Modified airbrake hinges and APU air intake scoop. Also note small PE lifting eyes.
Click on the photo for enlarged version.

    At this point the model was basically ready for painting. Below I will describe how some subassemblies like landing gear, weapons, engine nozzles and others were prepared. Actually they were built in parallel with the other construction steps described above, but it is easier to write about them now.


Engine exhaust nozzles

    Original Academy exhaust nozzles have almost correct general size and shape, but they are not detailed and the edge of turkey feathers is much too thick. As I mentioned before I've bought exhaust nozzle photoetched set for MiG-29 from Part (actually two of them as you only get one nozzle in one set). Building the nozzle from this set is not the task for beginners. It is really difficult and time consuming job, requires a lot of precision, patience and a very good super glue. In the future I will rather look for quality resin sets...
    The result is however very good. I think nozzles made from Part set are a tiny bit too long. It could be corrected by installing them a bit deeper in the original kit plastic part, but I noticed this problem too late to do it. Fortunately  the difference is not significant and new nozzles look really cool! :-)

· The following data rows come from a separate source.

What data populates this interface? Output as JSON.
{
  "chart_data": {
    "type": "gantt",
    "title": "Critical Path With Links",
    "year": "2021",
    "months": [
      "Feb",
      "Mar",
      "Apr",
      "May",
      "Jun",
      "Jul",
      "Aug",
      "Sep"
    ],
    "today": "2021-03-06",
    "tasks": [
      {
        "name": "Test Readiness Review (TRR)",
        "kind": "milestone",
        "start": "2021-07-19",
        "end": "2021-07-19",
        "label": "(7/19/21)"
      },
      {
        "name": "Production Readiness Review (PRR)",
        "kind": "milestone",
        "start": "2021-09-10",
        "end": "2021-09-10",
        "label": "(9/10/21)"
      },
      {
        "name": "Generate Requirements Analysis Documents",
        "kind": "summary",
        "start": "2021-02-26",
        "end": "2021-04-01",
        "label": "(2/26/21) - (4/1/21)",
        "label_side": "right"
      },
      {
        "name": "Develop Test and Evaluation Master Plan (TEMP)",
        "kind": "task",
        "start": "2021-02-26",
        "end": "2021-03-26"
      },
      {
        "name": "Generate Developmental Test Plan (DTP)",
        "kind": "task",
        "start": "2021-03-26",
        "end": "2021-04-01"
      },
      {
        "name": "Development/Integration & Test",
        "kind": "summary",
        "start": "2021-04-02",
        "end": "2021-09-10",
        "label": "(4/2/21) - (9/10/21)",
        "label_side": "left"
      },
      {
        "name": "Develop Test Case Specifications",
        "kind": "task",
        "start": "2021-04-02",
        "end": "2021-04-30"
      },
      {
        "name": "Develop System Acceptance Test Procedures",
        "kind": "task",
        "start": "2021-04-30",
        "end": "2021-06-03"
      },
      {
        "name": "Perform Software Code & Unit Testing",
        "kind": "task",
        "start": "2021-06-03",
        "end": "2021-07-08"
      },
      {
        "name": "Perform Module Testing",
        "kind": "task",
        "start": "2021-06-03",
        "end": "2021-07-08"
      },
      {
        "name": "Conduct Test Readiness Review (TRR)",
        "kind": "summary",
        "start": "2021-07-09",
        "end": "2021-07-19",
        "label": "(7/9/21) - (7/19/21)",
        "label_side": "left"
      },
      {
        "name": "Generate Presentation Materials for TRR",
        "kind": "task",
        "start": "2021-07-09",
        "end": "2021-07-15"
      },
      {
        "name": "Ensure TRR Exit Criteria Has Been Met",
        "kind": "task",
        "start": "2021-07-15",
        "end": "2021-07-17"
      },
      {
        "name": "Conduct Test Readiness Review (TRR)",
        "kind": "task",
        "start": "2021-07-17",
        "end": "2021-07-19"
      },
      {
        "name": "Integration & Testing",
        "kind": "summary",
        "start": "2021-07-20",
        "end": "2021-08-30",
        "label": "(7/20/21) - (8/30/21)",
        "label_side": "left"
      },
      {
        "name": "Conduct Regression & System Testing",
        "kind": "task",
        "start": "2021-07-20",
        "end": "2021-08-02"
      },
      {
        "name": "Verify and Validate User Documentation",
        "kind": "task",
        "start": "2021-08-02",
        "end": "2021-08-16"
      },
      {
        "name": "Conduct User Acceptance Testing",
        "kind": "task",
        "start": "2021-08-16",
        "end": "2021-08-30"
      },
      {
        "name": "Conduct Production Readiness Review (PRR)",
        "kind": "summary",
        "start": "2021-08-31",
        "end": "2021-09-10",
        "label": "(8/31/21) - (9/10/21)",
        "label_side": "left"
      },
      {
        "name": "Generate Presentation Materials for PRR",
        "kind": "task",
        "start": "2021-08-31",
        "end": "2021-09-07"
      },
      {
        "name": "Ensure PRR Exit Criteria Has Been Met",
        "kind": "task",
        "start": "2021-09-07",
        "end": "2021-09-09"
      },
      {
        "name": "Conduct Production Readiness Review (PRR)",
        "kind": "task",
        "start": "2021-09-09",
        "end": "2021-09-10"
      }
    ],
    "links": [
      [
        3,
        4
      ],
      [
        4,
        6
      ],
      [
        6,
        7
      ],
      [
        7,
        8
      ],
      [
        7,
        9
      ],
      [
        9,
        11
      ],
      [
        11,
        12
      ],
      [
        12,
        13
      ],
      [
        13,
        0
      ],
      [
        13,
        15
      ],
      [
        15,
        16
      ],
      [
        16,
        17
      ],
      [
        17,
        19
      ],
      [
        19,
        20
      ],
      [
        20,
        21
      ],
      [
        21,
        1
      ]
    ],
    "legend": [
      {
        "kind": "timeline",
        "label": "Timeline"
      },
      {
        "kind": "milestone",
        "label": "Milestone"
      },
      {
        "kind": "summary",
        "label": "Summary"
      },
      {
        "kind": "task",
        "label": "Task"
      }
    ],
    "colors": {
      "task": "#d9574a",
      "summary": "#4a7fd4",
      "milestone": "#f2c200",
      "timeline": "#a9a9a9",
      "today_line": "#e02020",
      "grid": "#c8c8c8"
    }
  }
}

    I painted inside of the nozzles white (ceramic coating) and then used black and brown pastels to give it natural burned appearance and sealed with Testors Dullcote. PE afterburner spray ring was painted with Testor's Aluminum Plate metalizer. On the first picture below outer surfaces are only primed and on the second they are already painted with Testor's Exhaust and Burnt Metal metalizers. They were also weathered with the black pastel dust on the outside. Nozzles were covered with Testor's Metalizer Sealer on the outside. There are also photoetched nozzle covers in the Part set that need to be attached to the upper fuselage in place of plastic parts - I assembled them and painted with Alclad II Dark Aluminum metalizer. Nozzles and covers were not attached to the fuselage at these point yet. I only attached a two strips of styrene to the fuselage to make installation of nozzle covers easier at later stage (one white styrene strip is clearly visible on one of the pictures below).

Photoetched exhaust nozzles. Completely painted on the inside already, but just primed on the outside.
Click on the picture for enlarged version.

Finished exhaust nozzles and covers. Left set is just test fitted to the model.